Lancement / Les douze coups retentissent, le rideau se lève et le décor est dévoilé au grand public. Pourtant, il n'y a aucun public dans la salle de la Comédie de Saint-Etienne. Seul le metteur en scène, Adama Diop et les techniciens sont présents. Tous ensemble, ils supervisent la répétition du spectacle de la dernière promotion de jeunes comédiens, la Promo 31. Entre le 21 et le 24 juin prochains, les dix jeunes talents présenteront leur spectacle d'adieu, « Bunker » avant de faire leur grande entrée dans le monde du théâtre.

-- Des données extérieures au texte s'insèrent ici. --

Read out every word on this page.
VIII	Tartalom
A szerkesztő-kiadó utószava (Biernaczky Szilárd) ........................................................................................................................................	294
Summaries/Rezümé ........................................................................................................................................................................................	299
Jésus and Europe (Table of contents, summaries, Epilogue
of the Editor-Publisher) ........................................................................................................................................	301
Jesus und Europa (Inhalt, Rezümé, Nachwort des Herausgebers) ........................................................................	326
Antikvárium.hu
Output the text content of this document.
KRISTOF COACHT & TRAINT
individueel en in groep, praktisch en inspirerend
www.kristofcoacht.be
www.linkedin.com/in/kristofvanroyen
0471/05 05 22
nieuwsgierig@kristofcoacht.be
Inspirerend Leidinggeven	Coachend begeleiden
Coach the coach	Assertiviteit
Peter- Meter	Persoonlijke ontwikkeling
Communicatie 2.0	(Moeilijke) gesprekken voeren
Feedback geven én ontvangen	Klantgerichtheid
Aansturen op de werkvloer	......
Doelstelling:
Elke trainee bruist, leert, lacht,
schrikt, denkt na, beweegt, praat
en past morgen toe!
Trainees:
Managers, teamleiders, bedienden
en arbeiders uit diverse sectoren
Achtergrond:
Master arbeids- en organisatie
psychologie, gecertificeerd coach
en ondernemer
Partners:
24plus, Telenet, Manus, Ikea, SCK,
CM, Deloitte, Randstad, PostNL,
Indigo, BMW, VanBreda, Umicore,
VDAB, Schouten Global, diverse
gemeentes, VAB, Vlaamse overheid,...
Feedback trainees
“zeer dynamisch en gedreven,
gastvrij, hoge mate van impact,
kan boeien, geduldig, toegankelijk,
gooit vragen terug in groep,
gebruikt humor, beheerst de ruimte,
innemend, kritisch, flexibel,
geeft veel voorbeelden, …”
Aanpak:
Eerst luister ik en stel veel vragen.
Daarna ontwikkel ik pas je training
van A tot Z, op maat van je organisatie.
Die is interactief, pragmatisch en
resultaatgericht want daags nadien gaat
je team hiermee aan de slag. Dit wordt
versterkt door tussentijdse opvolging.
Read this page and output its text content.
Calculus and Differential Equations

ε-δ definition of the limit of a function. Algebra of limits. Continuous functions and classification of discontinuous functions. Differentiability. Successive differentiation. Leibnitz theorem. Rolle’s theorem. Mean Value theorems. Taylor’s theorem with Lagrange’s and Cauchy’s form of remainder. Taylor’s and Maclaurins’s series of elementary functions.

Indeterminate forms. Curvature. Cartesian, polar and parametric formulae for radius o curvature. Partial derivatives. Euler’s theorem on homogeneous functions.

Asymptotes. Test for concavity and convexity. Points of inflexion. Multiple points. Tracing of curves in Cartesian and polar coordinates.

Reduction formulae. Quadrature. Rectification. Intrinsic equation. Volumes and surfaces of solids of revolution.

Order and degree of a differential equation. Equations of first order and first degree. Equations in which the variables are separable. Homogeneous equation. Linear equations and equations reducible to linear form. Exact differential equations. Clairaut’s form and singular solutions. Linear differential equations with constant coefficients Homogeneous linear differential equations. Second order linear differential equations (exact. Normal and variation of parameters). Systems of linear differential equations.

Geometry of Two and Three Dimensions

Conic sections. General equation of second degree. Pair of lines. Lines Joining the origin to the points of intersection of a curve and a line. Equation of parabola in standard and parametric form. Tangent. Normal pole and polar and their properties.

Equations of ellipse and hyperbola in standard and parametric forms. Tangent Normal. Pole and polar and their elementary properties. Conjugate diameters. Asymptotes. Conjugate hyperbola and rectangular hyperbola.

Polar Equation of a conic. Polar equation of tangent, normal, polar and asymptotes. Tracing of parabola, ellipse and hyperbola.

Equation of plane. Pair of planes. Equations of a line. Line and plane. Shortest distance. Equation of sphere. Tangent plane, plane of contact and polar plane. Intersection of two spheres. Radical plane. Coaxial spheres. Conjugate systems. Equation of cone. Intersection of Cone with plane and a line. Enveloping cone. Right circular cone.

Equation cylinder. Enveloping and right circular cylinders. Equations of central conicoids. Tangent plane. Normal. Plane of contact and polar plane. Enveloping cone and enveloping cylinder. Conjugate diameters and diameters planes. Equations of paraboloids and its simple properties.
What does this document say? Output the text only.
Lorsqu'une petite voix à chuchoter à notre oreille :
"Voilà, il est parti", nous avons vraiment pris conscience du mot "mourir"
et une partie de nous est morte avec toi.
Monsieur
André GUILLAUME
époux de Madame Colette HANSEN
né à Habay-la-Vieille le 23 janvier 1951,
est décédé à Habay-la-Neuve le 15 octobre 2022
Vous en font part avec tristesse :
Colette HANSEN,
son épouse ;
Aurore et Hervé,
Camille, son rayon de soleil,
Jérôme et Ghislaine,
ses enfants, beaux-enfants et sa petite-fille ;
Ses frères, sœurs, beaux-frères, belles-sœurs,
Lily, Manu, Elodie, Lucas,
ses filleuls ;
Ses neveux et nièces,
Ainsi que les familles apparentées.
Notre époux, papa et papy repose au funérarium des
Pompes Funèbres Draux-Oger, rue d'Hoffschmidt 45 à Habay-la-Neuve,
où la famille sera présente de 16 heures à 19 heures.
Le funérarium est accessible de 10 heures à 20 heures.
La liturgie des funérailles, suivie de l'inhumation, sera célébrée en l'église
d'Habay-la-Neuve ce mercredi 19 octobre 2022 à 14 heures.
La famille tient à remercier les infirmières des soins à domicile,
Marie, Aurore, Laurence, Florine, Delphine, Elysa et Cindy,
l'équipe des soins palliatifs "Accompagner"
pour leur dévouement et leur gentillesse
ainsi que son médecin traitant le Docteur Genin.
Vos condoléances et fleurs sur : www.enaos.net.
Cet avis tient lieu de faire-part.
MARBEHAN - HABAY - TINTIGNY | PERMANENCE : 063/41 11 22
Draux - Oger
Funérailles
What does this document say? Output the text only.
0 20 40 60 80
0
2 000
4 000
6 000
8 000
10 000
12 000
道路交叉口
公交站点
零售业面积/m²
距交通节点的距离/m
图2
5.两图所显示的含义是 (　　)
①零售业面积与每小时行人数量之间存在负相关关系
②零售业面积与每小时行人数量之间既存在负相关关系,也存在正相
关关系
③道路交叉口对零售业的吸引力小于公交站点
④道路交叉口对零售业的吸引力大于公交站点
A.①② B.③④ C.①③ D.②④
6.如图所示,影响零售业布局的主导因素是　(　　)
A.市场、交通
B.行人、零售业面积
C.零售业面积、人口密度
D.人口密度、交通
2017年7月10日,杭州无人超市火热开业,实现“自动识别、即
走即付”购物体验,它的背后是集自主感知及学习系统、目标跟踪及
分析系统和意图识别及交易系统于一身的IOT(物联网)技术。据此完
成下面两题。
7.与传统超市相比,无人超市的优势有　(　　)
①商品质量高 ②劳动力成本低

Le décor est sobre, les lumières sont tamisées et les comédiens sont en pleine concentration. Monologues et dialogues commencent à s'enchainer. Au fil des scènes, les comédiens se déplacent, se croisent, se touchent et s'engueulent. Parfois, un rideau de tulle vient séparer la scène comme pour mettre en lumière l'importance d'une scène : « Ce rideau, élément de la scénographie, c'est surtout pour isoler l'arrière-plan et mettre en avant ce qu'il se passe devant. C'est aussi pour permettre au public de mieux comprendre », explique Adama Diop, metteur en scène et parrain de la promo. Au fur et à mesure, on se rend compte que chaque détail scénographique a une signification précise. La sobriété du décor rappelle l'enfermement et la solitude du bunker tout comme les combinaisons jaunes évoquent l'idée de l'uniformatisation de la société.
Où vit-on?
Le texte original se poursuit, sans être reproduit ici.